A Horn & Hardart Mystery
Jellinek and Rosenfelt went to this H&H on Wednesday, July 26, 1933 separately and died just hours apart. And no, it had nothing at all to do with the H&H food.
The incident was reported in The Herald Tribune, The New York Times and The Sun on the following morning. (On the first page of The Sun of that day was an article declaring that cigarettes had gone up to 12 cents a pack and an advertisement for the Arnold Constable department store featuring a “dated shirt”– a man’s dress shirt guaranteed for one year that cost $1, with two collars, $1.25.)
It seems that Jellinek, an auto mechanic who had his own business on Tenth Avenue, went into the H&H determined to commit suicide. He brought in two rolls from an outside source, sat at a table, took a bite of one of the rolls, immediately took sick and went to the restaurant’s bathroom. A little while later, Lillian Rosenfelt, an eccentric known locally as Lillian Fields, went into the restaurant and before long also became ill. When a customer called an ambulance from Knickerbocker Hospital (then located on Convent Avenue) a Dr. Wandik arrived. While Wandik was attempting to treat Rosenfelt, a man ran up from the basement bathroom to say that he had found Mr. Jellinek lying on the floor. At this point, someone went to get Dr. Harry March, a former physician to the New York Giants football team, who lived around the corner at 236 West 103rd Street. In spite of the efforts of the two doctors, Jellinek died on the spot and Rosenfelt died a few hours later at the hospital.
An autopsy was performed by a Dr. Gonzales who announced that they had both died of cyanide poisoning. The medical examiner confessed that he didn’t “know what to make of it.”
The investigation that followed revealed that Jellinek had been ill for weeks and depressed about business—not surprising in 1930′s New York. His wife and son, an 18 year old student at NYU, were “prostrate and would tell the police nothing” when they visited their apartment on 170th Street.
It was discovered that Rosenfelt, the daughter of a real estate operator in New York and Boston, had been living down the block from H&H in a dingy cellar room filled with junk. In the junk, police found five bank books with a total of $45,000 in savings.
When the story was pieced together, it was determined that Jellinek and Rosenfelt did not know each other. In fact, Rosenfelt’s estranged sister said that it was “preposterous” to think that her sister might have been a friend of Jellinek’s because she was a “man-hater.”
The police theorized that Jellinek, determined to commit suicide, brought in two rolls with cyanide on them. He ate half of one. Rosenfelt then passed the table, saw the rolls, put one in her bag for later and ate the other “thinking she would save a nickel on her breakfast.”
From 1953 to now
After H&H closed, the building had $10,000 of alterations done, the counters and stairs to the mezzanine were removed and a full floor was created on what was the mezzanine. The second and third stories were converted to office space. For a short time the Bloomingdale Branch of the library’s children’s room was here, then a succession of other enterprises including a number of supermarkets, a coffee shop, a pizzeria and finally Rite Aid rented the first floor.

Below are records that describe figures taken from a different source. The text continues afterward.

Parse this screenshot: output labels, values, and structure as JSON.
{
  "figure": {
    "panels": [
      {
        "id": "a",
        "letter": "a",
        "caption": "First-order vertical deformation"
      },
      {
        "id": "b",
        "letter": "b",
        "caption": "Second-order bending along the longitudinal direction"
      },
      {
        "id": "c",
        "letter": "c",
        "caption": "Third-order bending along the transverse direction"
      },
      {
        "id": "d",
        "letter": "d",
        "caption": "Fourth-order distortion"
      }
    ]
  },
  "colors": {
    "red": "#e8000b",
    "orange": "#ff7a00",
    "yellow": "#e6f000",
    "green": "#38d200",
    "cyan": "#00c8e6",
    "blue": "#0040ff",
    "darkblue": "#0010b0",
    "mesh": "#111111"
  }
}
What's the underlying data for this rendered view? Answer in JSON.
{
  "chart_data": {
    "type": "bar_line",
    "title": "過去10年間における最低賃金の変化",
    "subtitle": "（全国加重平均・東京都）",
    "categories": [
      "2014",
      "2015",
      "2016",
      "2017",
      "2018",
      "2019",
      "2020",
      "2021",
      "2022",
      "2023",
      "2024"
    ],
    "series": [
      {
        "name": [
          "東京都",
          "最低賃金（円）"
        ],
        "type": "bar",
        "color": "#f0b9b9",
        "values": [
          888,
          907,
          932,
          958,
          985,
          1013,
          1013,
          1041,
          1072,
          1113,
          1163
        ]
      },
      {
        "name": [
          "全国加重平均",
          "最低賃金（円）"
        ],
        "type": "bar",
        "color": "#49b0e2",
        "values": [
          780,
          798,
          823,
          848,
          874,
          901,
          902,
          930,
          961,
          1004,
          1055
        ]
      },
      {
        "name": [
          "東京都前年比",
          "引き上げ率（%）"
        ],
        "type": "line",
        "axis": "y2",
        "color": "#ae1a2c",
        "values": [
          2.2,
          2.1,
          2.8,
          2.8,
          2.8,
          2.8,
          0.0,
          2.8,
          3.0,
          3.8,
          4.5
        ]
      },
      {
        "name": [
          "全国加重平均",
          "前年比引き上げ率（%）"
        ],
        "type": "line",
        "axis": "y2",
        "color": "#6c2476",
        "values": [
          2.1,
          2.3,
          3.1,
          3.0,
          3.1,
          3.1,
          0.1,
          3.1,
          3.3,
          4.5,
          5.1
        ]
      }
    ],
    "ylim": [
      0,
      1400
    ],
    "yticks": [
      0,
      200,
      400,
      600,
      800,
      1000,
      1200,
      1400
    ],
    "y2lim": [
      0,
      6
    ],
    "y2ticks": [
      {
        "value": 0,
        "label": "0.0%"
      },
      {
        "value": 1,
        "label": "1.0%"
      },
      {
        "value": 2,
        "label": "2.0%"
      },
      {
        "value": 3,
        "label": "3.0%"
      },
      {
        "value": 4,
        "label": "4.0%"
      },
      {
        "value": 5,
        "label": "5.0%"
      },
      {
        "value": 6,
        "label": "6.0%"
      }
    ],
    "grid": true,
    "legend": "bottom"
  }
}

Over the years, the upper floors have been rented by a Mr. Universe Health Studio, a secretarial school, an art gallery, accounting and law offices and El Taller, a nonprofit arts and education center that is still there. The for-sale sign that was on the building until recenly is no longer there, so hopefully it has been sold to someone who will unwrap its first floor. That way we can get an idea of how it looked to West Siders 82 years ago.